From https://towardsdatascience.com/a-b-testing-design-execution-6cf9e27c6559

To see what’s going to happen, we need to conduct an A/B test. In this article, we are going to focus on how we can execute our test programmatically and report the statistics behind it. 

Just before jumping into coding, there are two important points you need to think while designing and A/B test.
- 1- What is your hypothesis?

Going forward with the example above, our hypothesis is, test group will have more retention:
Group A → Offer → Higher Retention
Group B → No offer → Lower Retention
This also helps us to test model accuracy as well. If group B’s retention rate is 50%, it clearly shows that our model is not working. The same applies to measure revenue coming from those users too.
- 2- What is your success metric?

In this case, we are going to check the retention rate of both groups.

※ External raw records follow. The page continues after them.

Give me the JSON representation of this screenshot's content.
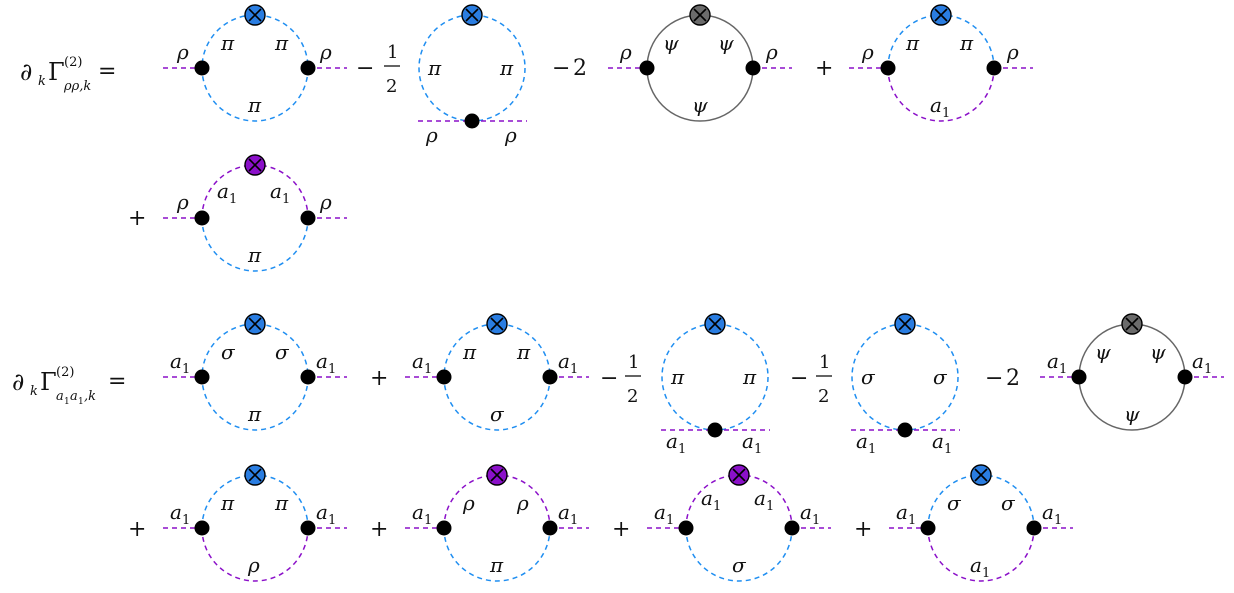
{
  "colors": {
    "pion": "#1f8ef1",
    "vector": "#8b10c9",
    "fermion": "#666666",
    "vertex": "#000000",
    "regulator_pion": "#2a7de1",
    "regulator_vector": "#8b10c9",
    "regulator_fermion": "#6b6b6b"
  },
  "eq1": {
    "lhs": {
      "partial": "∂",
      "k": "k",
      "gamma": "Γ",
      "sup": "(2)",
      "sub": "ρρ,k",
      "eq": "="
    },
    "coefs": {
      "minus": "−",
      "plus": "+",
      "half_num": "1",
      "half_den": "2",
      "two": "2"
    },
    "d1": {
      "left": "ρ",
      "right": "ρ",
      "tl": "π",
      "tr": "π",
      "bottom": "π"
    },
    "d2": {
      "l": "π",
      "r": "π",
      "bl": "ρ",
      "br": "ρ"
    },
    "d3": {
      "left": "ρ",
      "right": "ρ",
      "tl": "ψ",
      "tr": "ψ",
      "bottom": "ψ"
    },
    "d4": {
      "left": "ρ",
      "right": "ρ",
      "tl": "π",
      "tr": "π",
      "bottom_base": "a",
      "bottom_sub": "1"
    },
    "d5": {
      "left": "ρ",
      "right": "ρ",
      "tl_base": "a",
      "tl_sub": "1",
      "tr_base": "a",
      "tr_sub": "1",
      "bottom": "π"
    }
  },
  "eq2": {
    "lhs": {
      "partial": "∂",
      "k": "k",
      "gamma": "Γ",
      "sup": "(2)",
      "sub_a": "a",
      "sub_1": "1",
      "sub_b": "a",
      "sub_2": "1",
      "sub_k": ",k",
      "eq": "="
    },
    "ext": {
      "base": "a",
      "sub": "1"
    },
    "d1": {
      "tl": "σ",
      "tr": "σ",
      "bottom": "π"
    },
    "d2": {
      "tl": "π",
      "tr": "π",
      "bottom": "σ"
    },
    "d3": {
      "l": "π",
      "r": "π"
    },
    "d4": {
      "l": "σ",
      "r": "σ"
    },
    "d5": {
      "tl": "ψ",
      "tr": "ψ",
      "bottom": "ψ"
    },
    "d6": {
      "tl": "π",
      "tr": "π",
      "bottom": "ρ"
    },
    "d7": {
      "tl": "ρ",
      "tr": "ρ",
      "bottom": "π"
    },
    "d8": {
      "tl_base": "a",
      "tl_sub": "1",
      "tr_base": "a",
      "tr_sub": "1",
      "bottom": "σ"
    },
    "d9": {
      "tl": "σ",
      "tr": "σ",
      "bottom_base": "a",
      "bottom_sub": "1"
    }
  }
}
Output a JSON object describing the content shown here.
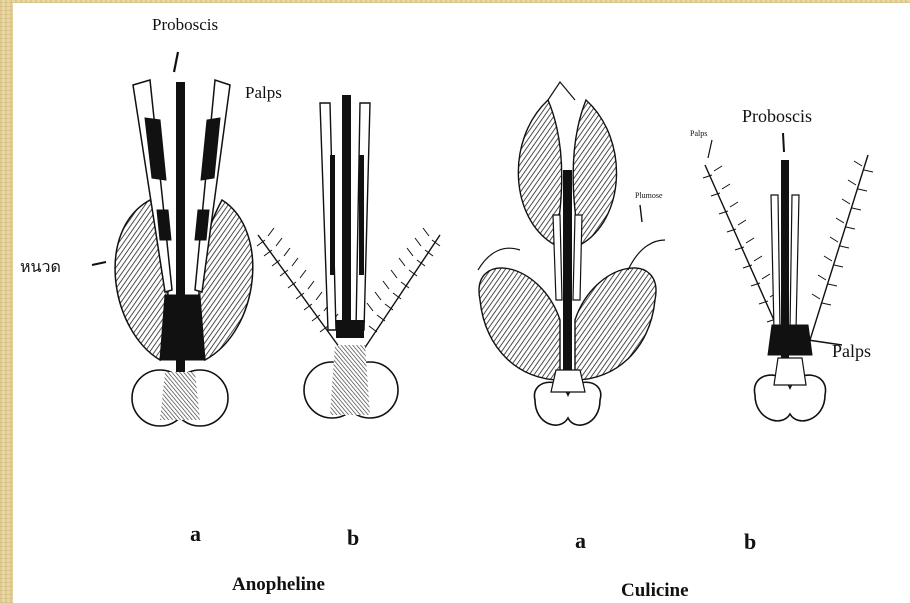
{
  "labels": {
    "proboscis_top": "Proboscis",
    "palps_top": "Palps",
    "antenna_thai": "หนวด",
    "plumose_small": "Plumose",
    "palps_small": "Palps",
    "proboscis_right": "Proboscis",
    "palps_right": "Palps"
  },
  "sublabels": {
    "anopheline_a": "a",
    "anopheline_b": "b",
    "culicine_a": "a",
    "culicine_b": "b"
  },
  "groups": {
    "anopheline": "Anopheline",
    "culicine": "Culicine"
  }
}
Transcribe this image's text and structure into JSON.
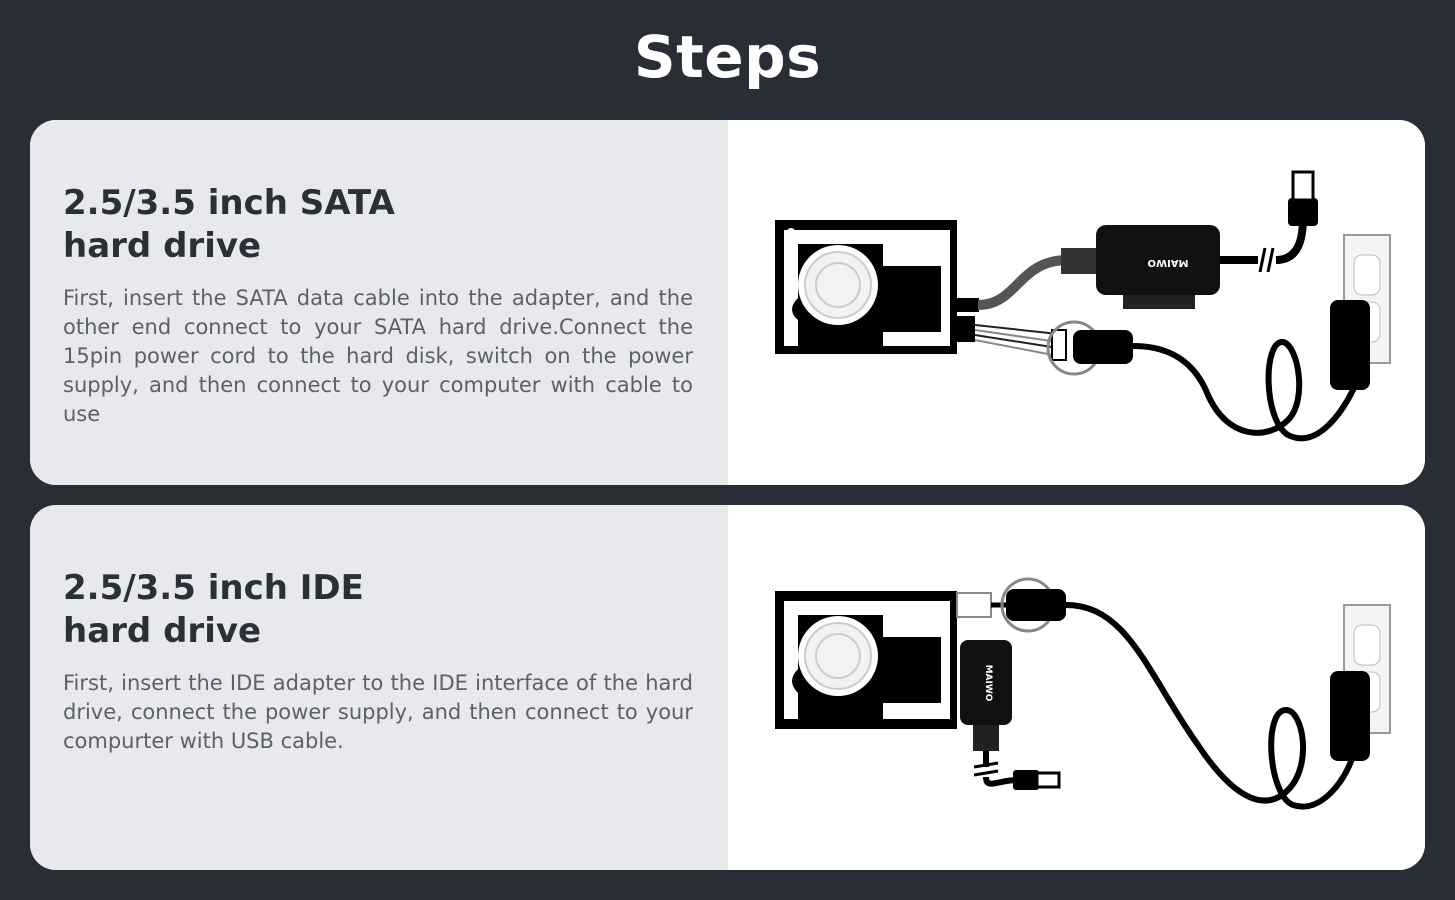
{
  "page": {
    "title": "Steps"
  },
  "cards": [
    {
      "title": "2.5/3.5 inch SATA\nhard drive",
      "description": "First, insert the SATA data cable into the adapter, and the other end connect to your SATA hard drive.Connect the 15pin power cord to the hard disk, switch on the power supply, and then connect to your computer with cable to use",
      "illustration": {
        "adapter_brand": "MAIWO"
      }
    },
    {
      "title": "2.5/3.5 inch IDE\nhard drive",
      "description": "First, insert the IDE adapter to the IDE interface of the hard drive, connect the power supply, and then connect to your compurter with USB cable.",
      "illustration": {
        "adapter_brand": "MAIWO"
      }
    }
  ],
  "colors": {
    "background": "#292d36",
    "card_text_panel": "#e8e9ed",
    "card_image_panel": "#ffffff",
    "title": "#ffffff",
    "heading": "#2b2f38",
    "body": "#5d6068"
  }
}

### Programmatic A/B Testing

In [7]:
#import libraries
from __future__ import division

from datetime import datetime, timedelta,date
import pandas as pd
%matplotlib inline
from sklearn.metrics import classification_report,confusion_matrix
import matplotlib.pyplot as plt
import numpy as np
import seaborn as sns
from sklearn.cluster import KMeans



import sklearn
import xgboost as xgb
from sklearn.model_selection import KFold, cross_val_score, train_test_split
import warnings
warnings.filterwarnings("ignore")


In [8]:
df_hv = pd.DataFrame()
df_hv['customer_id'] = np.array([count for count in range(20000)])
df_hv['segment'] = np.array(['high-value' for _ in range(20000)])
df_hv['group'] = 'control'
df_hv.loc[df_hv.index<10000,'group'] = 'test'

Ideally, purchase count should be a Poisson distribution. There will be customers with no purchase and we will have less customers with high purchase counts. Let’s use numpy.random.poisson() for doing that and assign different distributions to test and control group:

In [9]:
df_hv.loc[df_hv.group == 'test', 'purchase_count'] = np.random.poisson(0.6, 10000)
df_hv.loc[df_hv.group == 'control', 'purchase_count'] = np.random.poisson(0.5, 10000)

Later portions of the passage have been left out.